Vos anciens sites peuvent également vous aider à identifier les lacunes en accessibilité. Relisez les anciens retours clients, parcourez les historiques de mises à jour et testez vous-même ces sites.

Repérez les obstacles, notez tout ce qui gêne la navigation et ce qui devra être corrigé dans vos prochains projets.

Documentez tout ce que vous trouvez. Cela facilitera vos futurs efforts d’optimisation.

Répartir les tâches tout en gardant le contact

Une approche bottom-up prend plus de temps. C’est d’ailleurs l’une des raisons pour lesquelles les méthodes descendantes sont populaires : elles sont rapides.

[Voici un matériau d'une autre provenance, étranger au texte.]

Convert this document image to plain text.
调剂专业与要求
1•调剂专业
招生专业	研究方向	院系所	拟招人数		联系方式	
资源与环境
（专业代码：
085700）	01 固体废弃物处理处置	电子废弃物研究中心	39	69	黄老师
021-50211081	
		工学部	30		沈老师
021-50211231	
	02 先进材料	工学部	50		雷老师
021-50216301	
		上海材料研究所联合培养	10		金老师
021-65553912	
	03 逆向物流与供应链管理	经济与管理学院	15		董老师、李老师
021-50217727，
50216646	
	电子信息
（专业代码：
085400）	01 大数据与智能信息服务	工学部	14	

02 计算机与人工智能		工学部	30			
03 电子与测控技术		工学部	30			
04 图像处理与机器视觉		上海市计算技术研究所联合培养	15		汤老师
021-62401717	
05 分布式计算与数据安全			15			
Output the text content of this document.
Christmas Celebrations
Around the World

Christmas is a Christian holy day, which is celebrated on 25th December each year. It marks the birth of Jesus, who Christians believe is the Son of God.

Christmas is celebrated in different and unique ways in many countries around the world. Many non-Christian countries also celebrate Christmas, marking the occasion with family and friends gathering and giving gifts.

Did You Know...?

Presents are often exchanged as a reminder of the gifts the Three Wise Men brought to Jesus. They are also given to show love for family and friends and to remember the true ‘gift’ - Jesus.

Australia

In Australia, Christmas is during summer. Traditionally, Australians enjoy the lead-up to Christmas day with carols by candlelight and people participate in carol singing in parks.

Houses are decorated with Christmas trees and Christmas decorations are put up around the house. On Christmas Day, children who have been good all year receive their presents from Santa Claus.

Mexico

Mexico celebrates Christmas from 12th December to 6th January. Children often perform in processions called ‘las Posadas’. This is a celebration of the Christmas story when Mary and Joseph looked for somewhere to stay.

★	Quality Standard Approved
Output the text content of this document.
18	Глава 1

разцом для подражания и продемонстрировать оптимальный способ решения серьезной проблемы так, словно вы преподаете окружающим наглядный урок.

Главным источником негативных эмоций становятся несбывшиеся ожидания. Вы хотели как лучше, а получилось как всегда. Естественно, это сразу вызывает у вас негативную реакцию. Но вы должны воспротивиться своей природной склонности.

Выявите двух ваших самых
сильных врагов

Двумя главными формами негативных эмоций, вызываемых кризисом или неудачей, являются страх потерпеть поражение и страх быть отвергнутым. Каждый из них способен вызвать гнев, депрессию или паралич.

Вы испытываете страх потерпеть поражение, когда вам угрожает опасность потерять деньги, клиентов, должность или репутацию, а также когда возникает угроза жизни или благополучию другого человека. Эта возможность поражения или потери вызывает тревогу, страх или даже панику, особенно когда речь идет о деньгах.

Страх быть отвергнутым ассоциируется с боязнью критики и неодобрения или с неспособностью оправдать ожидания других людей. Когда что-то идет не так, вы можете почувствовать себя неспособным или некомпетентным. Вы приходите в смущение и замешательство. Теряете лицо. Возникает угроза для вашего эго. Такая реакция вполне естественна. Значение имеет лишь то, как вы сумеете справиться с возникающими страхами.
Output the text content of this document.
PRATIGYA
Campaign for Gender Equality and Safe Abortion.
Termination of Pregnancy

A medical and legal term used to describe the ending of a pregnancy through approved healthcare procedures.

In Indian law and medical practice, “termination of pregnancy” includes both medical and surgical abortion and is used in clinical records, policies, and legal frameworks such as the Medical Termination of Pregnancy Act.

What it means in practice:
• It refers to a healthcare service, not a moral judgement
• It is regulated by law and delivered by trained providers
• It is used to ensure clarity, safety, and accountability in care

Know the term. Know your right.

Pour rester efficaces, répartissez les tâches entre plusieurs petites équipes. Mais il est très important qu’elles communiquent très souvent pour que tout reste cohérent.

Une organisation de type DevOps peut être utile. Elle favorise à la fois le travail détaillé en petits groupes et des points réguliers en équipe complète. Cela permet d’avancer vite tout en gardant une vision d’ensemble cohérente, ce qui est essentiel dans une approche ascendante.

L’accessibilité est devenue incontournable dans la conception de sites Internet. Et une approche bottom-up peut vraiment aider à bâtir des plateformes plus inclusives et mieux adaptées à tous. Elle permet de répondre à une plus grande diversité de besoins tout en rendant le web plus équitable.